The Wall Road Journal is reporting that a group of open-source backers is poised to buy 22 graphics patents previously the home of Microsoft.The patents in query seem to include some or all the 3D-graphics-related ones that Microsoft purchased from SGI in 2002. Microsoft marketed these patents earlier this 12 months to a third-party patent broker, Allied Security Trust (AST). The Journal reported on September eight that AST is selling the patents to the Open Invention Network (OIN),
microsoft Office 2010 keygen, a group of corporations including IBM, Novell,
Office Professional Plus, Red Hat and Sony. The gist of the Journal;s story is OIN members need to purchase the graphics patents to head off possible patent trolls who may well be interested in obtaining them to use towards open-source vendors.I;ve asked OIN, AST and Microsoft for additional details and also have yet to listen to back from any of them.Update: Microsoft responded Tuesday afternoon.
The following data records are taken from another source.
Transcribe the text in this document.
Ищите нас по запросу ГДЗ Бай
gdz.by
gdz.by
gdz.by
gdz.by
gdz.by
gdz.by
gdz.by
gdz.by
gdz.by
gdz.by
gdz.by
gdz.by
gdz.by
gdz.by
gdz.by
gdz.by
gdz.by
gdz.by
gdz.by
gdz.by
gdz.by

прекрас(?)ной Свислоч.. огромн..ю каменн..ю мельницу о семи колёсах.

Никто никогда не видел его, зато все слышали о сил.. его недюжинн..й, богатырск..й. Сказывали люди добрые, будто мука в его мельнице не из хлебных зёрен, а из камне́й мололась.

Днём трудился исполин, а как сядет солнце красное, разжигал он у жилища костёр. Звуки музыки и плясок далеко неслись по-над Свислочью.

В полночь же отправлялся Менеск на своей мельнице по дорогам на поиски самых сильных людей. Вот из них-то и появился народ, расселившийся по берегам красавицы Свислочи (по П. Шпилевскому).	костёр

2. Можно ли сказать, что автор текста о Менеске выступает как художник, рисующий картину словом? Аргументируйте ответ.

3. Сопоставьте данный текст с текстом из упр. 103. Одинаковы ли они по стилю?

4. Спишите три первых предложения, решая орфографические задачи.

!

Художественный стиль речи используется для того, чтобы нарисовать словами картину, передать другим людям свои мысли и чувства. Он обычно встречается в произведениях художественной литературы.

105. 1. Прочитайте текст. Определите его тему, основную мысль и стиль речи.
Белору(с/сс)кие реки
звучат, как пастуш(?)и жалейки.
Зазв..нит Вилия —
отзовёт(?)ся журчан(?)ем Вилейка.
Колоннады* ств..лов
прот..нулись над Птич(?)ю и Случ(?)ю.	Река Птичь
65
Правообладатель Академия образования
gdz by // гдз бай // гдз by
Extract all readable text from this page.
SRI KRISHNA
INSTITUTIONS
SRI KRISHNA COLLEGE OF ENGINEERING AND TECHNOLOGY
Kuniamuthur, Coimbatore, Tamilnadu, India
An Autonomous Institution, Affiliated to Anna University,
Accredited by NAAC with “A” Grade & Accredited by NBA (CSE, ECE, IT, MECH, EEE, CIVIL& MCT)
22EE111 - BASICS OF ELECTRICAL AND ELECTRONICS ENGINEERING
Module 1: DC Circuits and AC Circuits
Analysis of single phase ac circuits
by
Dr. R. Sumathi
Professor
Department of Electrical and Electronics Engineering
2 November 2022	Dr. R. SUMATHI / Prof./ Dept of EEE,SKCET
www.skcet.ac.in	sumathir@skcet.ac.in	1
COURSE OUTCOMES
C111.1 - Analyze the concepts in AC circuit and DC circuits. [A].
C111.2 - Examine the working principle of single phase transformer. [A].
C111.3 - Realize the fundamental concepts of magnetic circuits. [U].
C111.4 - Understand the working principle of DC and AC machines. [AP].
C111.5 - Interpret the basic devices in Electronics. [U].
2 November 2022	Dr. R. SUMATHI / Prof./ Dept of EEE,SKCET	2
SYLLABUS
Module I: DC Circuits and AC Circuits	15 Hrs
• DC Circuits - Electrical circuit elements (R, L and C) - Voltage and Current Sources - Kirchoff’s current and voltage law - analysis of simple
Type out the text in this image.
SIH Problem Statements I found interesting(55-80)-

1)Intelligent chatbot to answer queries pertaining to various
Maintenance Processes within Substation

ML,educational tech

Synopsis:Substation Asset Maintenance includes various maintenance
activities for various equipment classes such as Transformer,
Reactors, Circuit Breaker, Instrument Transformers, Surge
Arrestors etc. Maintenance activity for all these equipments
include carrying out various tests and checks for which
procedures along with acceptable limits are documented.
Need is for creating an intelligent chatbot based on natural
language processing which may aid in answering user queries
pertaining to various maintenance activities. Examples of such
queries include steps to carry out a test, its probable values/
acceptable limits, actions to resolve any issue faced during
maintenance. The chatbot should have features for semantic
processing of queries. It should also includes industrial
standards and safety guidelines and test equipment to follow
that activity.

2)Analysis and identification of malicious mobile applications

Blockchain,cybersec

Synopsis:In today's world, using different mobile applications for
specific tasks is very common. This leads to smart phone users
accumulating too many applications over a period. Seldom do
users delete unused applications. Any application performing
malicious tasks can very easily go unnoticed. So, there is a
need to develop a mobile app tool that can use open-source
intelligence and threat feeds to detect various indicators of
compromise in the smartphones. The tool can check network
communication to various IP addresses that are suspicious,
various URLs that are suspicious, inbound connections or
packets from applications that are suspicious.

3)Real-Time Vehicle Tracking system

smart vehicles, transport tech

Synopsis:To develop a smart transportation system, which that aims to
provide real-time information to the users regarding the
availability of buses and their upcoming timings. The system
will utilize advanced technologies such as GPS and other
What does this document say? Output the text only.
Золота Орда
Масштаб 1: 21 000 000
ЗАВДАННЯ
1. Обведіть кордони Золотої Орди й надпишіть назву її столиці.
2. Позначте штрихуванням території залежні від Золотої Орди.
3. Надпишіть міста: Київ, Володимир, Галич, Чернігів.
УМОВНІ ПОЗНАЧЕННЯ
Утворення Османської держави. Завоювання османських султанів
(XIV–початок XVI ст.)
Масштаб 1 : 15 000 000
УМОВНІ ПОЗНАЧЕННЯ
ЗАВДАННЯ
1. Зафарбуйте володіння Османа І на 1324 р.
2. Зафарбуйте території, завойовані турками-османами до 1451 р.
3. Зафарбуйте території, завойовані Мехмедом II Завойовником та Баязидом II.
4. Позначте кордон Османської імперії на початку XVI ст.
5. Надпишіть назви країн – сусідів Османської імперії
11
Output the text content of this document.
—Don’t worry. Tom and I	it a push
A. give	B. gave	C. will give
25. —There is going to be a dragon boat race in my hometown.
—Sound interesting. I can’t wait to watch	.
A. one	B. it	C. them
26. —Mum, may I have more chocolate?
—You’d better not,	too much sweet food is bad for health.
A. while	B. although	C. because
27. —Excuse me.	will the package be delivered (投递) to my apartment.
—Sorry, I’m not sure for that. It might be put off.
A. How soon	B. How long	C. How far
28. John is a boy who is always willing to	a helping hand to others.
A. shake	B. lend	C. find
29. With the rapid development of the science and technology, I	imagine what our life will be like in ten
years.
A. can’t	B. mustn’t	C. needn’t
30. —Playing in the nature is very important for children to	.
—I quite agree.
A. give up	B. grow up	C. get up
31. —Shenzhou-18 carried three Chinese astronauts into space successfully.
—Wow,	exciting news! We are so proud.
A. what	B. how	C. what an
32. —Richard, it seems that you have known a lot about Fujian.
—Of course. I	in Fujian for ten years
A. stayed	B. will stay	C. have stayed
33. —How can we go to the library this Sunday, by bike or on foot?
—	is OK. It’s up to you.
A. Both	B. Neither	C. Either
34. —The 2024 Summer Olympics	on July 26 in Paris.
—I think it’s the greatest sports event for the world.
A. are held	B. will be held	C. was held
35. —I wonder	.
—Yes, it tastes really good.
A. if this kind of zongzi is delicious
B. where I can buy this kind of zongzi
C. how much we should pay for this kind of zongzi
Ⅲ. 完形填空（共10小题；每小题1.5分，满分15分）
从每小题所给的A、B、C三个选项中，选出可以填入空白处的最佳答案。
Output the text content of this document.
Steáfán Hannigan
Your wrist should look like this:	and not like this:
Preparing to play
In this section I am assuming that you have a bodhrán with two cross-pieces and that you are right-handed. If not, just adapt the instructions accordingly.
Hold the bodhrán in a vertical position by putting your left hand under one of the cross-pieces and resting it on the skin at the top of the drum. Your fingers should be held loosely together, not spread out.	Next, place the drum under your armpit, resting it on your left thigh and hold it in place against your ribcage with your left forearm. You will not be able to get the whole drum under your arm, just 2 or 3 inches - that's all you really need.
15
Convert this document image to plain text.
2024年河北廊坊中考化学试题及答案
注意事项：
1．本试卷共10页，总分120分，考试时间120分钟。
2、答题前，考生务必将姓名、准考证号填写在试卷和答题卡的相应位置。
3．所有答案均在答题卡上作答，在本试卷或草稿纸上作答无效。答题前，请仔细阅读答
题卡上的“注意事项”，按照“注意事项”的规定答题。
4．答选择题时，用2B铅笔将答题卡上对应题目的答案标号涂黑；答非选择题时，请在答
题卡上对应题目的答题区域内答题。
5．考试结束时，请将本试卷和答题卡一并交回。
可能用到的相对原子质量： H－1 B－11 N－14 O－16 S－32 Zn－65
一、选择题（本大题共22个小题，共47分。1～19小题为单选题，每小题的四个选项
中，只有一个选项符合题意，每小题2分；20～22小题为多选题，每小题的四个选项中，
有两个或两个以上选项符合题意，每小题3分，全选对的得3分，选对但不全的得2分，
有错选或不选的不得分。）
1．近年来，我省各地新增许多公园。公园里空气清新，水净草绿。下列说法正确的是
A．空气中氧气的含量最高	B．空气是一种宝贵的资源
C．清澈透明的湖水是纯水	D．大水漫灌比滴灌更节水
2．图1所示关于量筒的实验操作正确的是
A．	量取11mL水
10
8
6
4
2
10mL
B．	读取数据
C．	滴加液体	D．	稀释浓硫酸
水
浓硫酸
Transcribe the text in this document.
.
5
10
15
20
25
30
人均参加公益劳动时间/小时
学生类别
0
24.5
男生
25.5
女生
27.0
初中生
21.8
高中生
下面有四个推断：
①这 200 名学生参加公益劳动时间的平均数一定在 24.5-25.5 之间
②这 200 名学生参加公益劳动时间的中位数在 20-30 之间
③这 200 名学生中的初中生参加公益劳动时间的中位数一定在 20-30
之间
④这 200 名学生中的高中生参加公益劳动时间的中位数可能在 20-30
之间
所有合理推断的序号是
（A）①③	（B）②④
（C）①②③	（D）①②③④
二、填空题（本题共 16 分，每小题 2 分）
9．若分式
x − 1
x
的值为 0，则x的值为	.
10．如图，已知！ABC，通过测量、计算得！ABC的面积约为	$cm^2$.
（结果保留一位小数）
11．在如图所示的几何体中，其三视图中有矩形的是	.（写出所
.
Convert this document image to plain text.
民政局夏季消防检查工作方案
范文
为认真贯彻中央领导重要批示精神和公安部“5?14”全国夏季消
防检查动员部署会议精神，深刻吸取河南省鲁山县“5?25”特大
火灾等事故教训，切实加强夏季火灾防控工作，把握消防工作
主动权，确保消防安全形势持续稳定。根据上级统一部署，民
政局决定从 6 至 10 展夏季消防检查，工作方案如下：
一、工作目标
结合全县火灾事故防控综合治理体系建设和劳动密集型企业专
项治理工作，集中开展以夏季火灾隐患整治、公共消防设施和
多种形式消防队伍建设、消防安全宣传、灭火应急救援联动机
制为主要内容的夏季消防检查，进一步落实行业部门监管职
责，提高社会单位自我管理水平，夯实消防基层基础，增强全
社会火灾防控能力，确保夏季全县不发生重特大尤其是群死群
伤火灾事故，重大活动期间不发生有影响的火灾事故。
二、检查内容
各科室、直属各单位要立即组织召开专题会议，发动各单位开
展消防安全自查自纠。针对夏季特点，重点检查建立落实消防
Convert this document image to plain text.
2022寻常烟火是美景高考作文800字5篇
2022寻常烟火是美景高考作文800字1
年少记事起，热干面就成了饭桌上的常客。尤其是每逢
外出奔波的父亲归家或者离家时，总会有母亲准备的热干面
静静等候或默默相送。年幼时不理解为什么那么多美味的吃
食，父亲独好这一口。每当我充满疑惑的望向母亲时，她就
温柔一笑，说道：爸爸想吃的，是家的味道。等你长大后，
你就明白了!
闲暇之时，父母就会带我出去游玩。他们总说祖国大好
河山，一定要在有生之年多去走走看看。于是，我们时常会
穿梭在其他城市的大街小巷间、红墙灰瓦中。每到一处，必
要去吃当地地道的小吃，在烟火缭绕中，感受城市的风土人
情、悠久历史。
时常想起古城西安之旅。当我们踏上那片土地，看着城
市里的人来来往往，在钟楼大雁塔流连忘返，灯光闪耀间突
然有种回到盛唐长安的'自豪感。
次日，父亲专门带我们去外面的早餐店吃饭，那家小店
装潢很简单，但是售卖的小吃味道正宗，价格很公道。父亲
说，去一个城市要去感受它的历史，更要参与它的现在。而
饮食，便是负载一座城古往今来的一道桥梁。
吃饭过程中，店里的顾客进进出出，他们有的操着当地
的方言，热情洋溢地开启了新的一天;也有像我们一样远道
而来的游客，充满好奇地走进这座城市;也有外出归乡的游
Spokesperson Michael Marinello sent the subsequent statement:“We marketed 22 patents to AST in July 2009. The terms were confidential. We acquired these patents several years ago as part of a larger business agreement with SGI.“We are constantly evaluating our patent portfolio – which recently received top ranking in the software industry — to ensure its makeup fits into the business goals of the organization. These patents were deemed to be non-core to our business and non-essential for our IP portfolio. When an interested buyer for this technology was identified, after discussing it both internally and together with the prospective buyer, we felt this was the right direction to go in relating to these specific patents.”Marinello advised me to get in touch with AST, as they own the patents now. I still have not heard back again from AST or OIN. But OIN issued a press release at 4 pm ET today confirming that it purchased the 22 patents from AST,
Office Pro Plus 2007 Key, but offering no additional information and facts or particulars — not even a confirmation that the patents “read on Linux.” “To date, the Believe in (AST) has invested $40 million in patent purchases over its 30 months of operations,” the release said.The original WSJ story leaves me with a lot more than a few questions: Lately,
Windows 7 Enterprise, Linux vendors have been steeling themselves towards the possibility of Microsoft pursuing them for alleged patent violations. But in this case — since Microsoft sold these patents — who were the OIN members worried about? Which trolls were lurking?The Journal cites an OIN official claiming that Microsoft presented the graphics patents as being “Linux-related” when it auctioned them off earlier this year. (Microsoft did not confirm this characterization in the Journal;s tale.) If the patents really are Linux-related, I;d think Microsoft would have wanted to hold onto them, to give the company a leg up in opposition to its Linux competitors, rather than sell the patents off, claiming they weren;t germane to Microsoft;s core business.What,
Office Pro Plus 2010, exactly, do these 22 patents cover? Back in January 2002, The Register reported that Microsoft paid $63 million for SGI;s graphics patent portfolio. In July of that same yr, Microsoft was rattling the patent sabers over OpenGL. Microsoft officials said they had “feasible claims” on a technology called vertex programming, a technology that controls 3D effects like lighting. A ZDNet tale from that time noted that “The claims caused some consternation within the OpenGL Architectural Review Board (ARB), which governs the specification.” Anything else about this transaction of interest to you (in case I do get to talk to any of the parties in query later today)?